Is literally everything radioactive?

Even if only to an infinitesimal degree? Like, is lead radioactive? Is iron?

3 Answers

  • 3 months ago
    Favorite Answer

    No.  Most elements are stable over a very long time.  Hydrogen created in the Big Bang almost 14 billion years ago is unchanged, and will remain so for trillions more.  Helium created then or fused from hydrogen inside stars is also stable.

    Radiation comes from larger, more complex atoms that have extra components and release particles from the nucleus or the shell.  Alpha and beta and other particles, shortwave electromagnetic radiation can cause ionization.  This is destructive to other matter, like humans who get in the way of cosmic rays, x-rays, atomic bombs, lab accelerators, uranium and similar materials.

    Lead?  No.  It is the end product of uranium and thorium that releases radiation until it stops.  It has run out of particles to release and is stable.   And it is very dense, so it makes a good shield against radiation.

    Iron is not radioactive, its atoms are stable also. 

    Someday, atoms of everything will start to fall apart or degrade.  This is so far in the future, theories cannot give a length of time.  Quadrillions of trillions of years? Black holes and dead stars, every bit of dust in space will slowly vanish.  Protons and neutrons will evaporate into energy.  Nothing will be left in the universe but a thin red fog of photons.

    Or the universe might collapse before that, the "Big Crunch", but that looks doubtful from theories.

  • John
    Lv 6
    3 months ago

    Tritium (H3) is radioactive. Carbon 14 is radioactive. Cobalt 60 is dangerously radioactive.  The Tritium Plug puts the bang in the buck of a thermonuke. 

  • 3 months ago

    Most elements have various isotopes;  98.9% of the carbon in the world today is Carbon 12, with 6 protons and 6 neutrons in it's nucleus. But, there are isotopes of Carbon that go from Carbon 8 to Carbon 22. 

    Of all those isotopes, only Carbon 12 and 13 are considered 'stable', while the others have a definite half-life. (We use Carbon 14 to date when an animal or person has died in some cases; it's half-life is about 5700 years.) 

    Lead has a lot more isotopes - ranging from Lead 178 to Lead 218. 

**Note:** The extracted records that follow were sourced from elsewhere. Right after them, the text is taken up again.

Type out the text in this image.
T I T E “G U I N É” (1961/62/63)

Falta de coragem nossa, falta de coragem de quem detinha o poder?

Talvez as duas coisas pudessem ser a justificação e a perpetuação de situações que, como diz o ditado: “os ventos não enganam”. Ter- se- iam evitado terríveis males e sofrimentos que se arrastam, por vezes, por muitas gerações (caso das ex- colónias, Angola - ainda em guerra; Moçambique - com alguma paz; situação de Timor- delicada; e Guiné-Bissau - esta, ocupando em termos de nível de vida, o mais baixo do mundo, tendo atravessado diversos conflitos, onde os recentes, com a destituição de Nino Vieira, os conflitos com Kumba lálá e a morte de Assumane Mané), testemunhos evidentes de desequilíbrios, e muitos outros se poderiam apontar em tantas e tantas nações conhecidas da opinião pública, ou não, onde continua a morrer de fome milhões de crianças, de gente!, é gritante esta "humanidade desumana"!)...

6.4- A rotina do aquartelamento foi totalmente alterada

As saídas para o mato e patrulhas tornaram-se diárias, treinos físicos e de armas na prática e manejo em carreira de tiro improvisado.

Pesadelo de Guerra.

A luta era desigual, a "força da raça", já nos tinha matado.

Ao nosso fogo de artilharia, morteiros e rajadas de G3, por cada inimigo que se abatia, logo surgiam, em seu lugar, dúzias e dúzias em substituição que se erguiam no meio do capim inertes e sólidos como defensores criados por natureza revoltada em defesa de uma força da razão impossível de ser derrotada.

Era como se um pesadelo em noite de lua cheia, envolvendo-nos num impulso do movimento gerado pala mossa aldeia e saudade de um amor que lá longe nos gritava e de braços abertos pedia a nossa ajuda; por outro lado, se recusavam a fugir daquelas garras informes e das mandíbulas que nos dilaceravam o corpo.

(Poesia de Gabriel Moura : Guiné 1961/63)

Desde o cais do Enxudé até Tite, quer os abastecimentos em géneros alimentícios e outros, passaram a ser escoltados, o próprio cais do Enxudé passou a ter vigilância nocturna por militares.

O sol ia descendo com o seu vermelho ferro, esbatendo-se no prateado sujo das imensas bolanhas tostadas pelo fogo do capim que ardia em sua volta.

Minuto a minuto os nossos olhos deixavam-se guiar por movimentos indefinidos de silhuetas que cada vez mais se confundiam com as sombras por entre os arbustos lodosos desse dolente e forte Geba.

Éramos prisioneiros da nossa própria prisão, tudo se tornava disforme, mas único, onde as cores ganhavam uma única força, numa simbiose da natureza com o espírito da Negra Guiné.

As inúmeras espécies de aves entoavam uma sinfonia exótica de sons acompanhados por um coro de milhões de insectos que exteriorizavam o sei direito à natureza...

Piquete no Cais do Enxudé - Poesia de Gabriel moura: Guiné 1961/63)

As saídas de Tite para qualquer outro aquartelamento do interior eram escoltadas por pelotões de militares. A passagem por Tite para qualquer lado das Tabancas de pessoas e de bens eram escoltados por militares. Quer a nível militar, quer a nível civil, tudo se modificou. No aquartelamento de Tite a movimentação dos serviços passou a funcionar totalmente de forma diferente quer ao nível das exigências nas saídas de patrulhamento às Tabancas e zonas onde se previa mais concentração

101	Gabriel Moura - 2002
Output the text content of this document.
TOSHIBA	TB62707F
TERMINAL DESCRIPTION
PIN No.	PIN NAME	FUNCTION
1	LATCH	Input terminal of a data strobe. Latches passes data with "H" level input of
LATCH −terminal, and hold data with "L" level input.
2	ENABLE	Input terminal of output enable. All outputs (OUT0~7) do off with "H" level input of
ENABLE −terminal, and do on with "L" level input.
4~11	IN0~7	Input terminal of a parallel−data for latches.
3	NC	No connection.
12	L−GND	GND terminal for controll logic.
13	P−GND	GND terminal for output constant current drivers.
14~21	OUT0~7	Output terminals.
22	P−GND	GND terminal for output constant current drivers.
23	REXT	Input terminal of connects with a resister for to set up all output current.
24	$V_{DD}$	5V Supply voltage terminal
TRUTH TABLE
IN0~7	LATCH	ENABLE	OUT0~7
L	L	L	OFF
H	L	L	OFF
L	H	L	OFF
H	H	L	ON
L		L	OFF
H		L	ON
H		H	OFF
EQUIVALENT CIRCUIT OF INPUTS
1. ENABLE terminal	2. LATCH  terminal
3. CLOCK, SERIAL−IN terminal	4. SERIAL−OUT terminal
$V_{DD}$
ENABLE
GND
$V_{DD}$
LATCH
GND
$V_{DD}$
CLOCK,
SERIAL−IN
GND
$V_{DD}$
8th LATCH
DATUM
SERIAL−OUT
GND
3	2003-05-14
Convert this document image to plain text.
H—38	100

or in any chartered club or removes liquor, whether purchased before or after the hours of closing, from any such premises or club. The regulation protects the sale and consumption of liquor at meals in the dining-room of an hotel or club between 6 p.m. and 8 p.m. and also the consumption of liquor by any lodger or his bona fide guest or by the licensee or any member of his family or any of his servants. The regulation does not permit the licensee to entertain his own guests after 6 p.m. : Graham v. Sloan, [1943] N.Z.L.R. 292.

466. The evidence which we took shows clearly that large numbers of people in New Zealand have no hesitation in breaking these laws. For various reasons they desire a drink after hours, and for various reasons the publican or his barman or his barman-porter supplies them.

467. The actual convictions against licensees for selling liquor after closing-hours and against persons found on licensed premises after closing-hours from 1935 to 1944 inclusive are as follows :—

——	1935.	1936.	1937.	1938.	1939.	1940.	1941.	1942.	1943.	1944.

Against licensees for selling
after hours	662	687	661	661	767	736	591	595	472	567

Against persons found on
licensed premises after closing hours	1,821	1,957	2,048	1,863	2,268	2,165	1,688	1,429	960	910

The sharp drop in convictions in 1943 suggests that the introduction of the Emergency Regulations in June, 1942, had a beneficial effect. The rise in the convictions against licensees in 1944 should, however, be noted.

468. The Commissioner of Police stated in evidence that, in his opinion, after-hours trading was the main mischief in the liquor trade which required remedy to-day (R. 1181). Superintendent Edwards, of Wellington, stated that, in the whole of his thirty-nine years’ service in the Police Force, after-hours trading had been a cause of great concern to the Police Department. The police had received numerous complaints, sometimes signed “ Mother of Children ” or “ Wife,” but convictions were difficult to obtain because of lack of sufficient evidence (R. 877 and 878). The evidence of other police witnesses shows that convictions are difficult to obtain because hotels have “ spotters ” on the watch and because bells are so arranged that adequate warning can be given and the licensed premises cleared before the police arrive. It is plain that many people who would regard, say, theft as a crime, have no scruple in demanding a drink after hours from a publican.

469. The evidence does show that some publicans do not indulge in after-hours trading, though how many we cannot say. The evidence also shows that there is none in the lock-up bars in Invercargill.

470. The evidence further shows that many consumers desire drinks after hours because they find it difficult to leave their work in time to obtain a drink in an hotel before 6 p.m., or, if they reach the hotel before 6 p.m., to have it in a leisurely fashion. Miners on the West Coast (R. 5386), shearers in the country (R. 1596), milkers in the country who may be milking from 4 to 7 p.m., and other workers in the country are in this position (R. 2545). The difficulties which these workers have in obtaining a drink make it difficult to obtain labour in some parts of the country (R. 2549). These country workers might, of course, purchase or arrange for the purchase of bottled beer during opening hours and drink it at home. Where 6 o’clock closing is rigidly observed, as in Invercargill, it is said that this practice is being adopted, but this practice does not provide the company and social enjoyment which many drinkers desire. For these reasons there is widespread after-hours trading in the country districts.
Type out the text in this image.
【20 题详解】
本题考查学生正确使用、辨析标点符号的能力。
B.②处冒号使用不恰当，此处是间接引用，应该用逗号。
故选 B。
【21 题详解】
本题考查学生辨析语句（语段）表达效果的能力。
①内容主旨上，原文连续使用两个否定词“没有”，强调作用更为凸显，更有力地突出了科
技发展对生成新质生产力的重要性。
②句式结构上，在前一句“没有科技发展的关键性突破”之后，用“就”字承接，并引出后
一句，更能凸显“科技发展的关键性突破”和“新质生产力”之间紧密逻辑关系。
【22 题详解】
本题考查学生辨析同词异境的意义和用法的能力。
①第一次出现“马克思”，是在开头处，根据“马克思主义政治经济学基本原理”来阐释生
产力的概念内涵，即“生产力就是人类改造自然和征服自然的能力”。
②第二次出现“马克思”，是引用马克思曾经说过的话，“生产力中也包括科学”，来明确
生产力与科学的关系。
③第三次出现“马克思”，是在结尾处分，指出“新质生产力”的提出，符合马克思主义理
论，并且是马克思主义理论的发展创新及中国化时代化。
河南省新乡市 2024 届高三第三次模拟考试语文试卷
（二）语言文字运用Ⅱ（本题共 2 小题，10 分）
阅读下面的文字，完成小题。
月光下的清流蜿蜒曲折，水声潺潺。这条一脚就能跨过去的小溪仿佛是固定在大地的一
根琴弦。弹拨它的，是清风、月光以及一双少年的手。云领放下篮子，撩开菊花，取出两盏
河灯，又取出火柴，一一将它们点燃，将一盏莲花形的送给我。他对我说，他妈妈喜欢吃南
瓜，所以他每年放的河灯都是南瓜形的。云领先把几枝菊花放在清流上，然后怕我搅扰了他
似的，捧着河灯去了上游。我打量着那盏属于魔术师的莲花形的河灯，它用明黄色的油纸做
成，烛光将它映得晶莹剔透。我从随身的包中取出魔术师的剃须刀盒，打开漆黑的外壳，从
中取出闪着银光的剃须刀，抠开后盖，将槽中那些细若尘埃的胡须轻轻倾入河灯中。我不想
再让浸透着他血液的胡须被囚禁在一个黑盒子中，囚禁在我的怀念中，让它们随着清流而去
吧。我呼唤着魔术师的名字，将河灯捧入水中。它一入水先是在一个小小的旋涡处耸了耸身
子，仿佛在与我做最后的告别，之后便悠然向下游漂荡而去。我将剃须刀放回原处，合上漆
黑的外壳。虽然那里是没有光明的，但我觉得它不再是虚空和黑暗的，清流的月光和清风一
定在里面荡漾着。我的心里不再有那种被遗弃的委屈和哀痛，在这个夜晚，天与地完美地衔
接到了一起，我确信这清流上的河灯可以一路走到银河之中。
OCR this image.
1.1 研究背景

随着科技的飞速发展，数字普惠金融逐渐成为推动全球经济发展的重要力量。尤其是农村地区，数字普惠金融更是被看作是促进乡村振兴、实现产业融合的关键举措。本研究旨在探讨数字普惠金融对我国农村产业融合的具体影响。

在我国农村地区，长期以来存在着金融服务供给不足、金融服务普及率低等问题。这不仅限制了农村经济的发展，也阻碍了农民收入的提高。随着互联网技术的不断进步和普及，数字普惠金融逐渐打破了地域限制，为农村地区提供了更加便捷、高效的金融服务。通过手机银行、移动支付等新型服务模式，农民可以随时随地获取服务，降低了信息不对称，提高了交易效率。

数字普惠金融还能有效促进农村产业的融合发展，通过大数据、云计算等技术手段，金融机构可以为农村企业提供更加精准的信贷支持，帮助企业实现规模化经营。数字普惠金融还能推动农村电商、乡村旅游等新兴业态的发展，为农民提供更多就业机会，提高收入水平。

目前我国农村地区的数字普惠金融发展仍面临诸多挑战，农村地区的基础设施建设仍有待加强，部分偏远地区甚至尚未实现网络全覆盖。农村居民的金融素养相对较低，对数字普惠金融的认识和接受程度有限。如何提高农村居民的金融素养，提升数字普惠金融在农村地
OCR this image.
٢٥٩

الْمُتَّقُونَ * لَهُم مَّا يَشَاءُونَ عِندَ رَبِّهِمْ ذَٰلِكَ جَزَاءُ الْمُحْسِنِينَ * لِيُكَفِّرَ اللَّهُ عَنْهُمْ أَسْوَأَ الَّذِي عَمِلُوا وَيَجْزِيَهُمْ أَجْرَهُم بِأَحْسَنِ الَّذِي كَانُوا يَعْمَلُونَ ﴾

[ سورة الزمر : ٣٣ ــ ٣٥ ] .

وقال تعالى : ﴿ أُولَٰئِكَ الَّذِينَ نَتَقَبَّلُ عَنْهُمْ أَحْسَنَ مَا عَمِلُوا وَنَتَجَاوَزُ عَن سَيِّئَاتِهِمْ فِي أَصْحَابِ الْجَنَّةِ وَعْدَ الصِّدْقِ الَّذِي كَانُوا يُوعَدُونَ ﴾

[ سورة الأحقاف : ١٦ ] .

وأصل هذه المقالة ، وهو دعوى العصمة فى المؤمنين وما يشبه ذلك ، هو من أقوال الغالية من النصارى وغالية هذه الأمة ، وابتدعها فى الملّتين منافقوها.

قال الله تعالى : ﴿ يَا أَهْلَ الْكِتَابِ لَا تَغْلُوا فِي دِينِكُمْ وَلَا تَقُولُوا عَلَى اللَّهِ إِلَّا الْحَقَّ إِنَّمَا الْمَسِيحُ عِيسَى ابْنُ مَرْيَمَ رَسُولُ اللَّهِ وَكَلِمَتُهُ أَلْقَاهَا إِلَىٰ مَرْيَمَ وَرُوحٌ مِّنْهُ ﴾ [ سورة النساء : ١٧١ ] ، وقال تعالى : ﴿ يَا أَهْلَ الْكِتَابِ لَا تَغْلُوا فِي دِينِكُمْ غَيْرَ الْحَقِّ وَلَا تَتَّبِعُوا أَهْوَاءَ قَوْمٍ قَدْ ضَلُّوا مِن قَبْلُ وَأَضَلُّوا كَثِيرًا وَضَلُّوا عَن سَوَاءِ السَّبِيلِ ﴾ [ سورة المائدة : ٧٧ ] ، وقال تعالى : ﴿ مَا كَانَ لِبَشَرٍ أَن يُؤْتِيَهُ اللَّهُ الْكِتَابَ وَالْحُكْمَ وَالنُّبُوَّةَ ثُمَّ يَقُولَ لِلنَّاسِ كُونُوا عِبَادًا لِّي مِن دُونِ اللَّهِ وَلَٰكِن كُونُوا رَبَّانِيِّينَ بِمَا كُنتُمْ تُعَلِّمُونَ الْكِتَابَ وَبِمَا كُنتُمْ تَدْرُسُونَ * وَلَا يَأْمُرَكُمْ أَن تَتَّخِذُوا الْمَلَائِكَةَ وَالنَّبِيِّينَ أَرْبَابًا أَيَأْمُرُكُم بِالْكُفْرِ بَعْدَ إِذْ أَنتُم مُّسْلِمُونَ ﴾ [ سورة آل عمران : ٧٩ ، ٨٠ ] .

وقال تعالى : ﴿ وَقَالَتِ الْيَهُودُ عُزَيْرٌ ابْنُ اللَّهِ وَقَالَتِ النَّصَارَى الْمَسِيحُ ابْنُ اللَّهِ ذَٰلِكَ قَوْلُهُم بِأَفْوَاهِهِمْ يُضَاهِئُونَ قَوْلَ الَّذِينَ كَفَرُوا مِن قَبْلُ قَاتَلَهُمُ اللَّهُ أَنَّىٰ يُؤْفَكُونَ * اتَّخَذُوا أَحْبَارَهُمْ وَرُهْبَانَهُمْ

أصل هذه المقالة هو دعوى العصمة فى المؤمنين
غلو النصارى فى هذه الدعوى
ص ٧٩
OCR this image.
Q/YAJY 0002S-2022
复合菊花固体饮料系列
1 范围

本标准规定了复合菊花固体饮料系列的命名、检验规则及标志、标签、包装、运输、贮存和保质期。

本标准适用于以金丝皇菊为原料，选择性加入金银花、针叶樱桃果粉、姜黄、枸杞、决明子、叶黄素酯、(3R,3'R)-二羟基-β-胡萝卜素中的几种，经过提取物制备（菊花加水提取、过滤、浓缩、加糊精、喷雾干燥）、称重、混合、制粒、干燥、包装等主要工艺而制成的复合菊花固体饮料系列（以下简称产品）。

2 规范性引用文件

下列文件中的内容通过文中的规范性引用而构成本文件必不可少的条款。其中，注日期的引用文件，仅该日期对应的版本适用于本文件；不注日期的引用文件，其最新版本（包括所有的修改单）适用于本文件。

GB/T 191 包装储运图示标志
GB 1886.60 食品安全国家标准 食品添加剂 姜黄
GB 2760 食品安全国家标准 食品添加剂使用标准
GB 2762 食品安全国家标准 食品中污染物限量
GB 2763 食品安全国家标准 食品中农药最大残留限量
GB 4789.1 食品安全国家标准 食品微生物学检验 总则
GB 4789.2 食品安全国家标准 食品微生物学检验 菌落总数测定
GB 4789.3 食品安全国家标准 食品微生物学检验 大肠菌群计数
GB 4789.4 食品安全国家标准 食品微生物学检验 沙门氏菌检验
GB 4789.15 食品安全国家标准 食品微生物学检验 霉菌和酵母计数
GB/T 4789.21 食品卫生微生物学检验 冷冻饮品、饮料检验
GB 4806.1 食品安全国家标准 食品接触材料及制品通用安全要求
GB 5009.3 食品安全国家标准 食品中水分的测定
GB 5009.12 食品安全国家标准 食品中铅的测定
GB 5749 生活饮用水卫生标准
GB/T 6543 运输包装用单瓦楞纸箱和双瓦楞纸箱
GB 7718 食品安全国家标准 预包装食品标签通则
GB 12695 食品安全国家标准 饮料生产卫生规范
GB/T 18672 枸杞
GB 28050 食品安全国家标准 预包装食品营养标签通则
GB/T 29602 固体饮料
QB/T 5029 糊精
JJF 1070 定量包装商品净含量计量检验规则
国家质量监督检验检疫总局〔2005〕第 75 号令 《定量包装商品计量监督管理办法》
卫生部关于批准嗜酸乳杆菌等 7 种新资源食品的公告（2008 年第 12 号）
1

    Of those, Lead 204, Lead 206, lead 207, and lead 208 are considered stable.  The others have half lives ranging microseconds to years. 

    Even Hydrogen has isotopes; Hydrogen 1 and Hydrogen 2 are considered stable; Tritium (H3) has a half-life of about 12 years.  (There's even isotopes up to Hydrogen 7.. but these are synthesized in labs, and decay very quickly...)

    So... Yes and no... while *most* stuff we're around isn't necessarily radioactive - there's a tiny bit of that same stuff that *is*.